‘Mixing Memory and Desire’
The Pie Factory, Margate
April 6th to 11th 2018
Making work in response to T.S. Eliot’s poem, The Waste Land (1922), so full of imagery and ideas, was a stimulating prospect. I found that my approach altered, to allow myself to be influenced by the poem, rather than to focus on particular aspects of it. Eventually I decided to use collage, or a mixture of collage and drawing, to reflect on the its fragmentary style of The Waste Land.
T.S. Eliot, writing about Stravinsky’s Rite of Spring (1913) in a letter from 1921 states that “In art there should be interpenetration and metamorphosis,” he is referring to the effect of interweaving elements from the past and the present within the ballet. Collage seemed to be the best way for me to achieve this requirement.
Eliot borrowed lines from many others including Shakespeare, Dante and the Buddha’s Fire Sermon, so I have also borrowed widely, and more humbly perhaps, from sources as diverse as the Oxford Historian Magazine and a Fired Earth catalogue.

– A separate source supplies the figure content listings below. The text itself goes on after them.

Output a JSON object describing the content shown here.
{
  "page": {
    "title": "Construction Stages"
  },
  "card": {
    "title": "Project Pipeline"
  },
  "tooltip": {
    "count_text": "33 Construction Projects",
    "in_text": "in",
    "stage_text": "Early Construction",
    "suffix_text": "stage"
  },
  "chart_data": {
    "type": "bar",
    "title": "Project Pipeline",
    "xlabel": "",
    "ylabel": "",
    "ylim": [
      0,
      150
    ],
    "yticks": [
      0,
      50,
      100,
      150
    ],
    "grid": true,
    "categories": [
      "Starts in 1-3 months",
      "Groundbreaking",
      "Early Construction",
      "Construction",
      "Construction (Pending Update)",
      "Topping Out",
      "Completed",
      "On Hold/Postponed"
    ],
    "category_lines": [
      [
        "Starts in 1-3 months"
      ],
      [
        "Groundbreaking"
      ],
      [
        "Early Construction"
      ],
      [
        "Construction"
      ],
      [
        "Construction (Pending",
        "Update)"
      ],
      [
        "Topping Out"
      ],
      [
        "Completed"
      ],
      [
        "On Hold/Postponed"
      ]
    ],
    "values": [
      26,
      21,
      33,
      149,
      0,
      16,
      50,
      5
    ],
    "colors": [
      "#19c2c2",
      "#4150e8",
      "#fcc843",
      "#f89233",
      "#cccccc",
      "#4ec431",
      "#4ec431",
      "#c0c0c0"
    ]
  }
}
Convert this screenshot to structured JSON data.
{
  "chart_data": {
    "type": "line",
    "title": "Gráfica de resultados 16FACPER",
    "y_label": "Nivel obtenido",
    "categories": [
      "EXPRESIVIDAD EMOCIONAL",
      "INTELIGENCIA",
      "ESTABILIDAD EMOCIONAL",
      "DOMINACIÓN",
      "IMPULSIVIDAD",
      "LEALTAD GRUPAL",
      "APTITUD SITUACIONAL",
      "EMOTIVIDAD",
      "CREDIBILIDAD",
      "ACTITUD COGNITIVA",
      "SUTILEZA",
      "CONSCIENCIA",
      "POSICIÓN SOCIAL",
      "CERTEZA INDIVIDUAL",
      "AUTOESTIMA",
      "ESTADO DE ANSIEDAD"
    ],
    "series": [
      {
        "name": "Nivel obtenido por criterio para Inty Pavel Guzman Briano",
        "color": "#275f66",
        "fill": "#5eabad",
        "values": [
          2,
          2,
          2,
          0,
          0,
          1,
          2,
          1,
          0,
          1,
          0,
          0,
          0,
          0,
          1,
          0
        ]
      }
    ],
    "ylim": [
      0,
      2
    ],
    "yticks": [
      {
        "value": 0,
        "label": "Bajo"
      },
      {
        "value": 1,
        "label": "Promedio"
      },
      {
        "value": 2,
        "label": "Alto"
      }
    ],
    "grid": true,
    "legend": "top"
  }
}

In his notes on The Waste Land Eliot mentions that it is Tiresias, (the blind prophet of Apollo who spent 7 years as a woman) who binds the sections of the poem together; though blind, Tiresias ‘sees’ the future. In my images I hope to combine some seemingly incompatible images into a compatible whole, messages from the past influencing visions of the present and possibly the future. Tiresias appears in different guises in several of my pieces.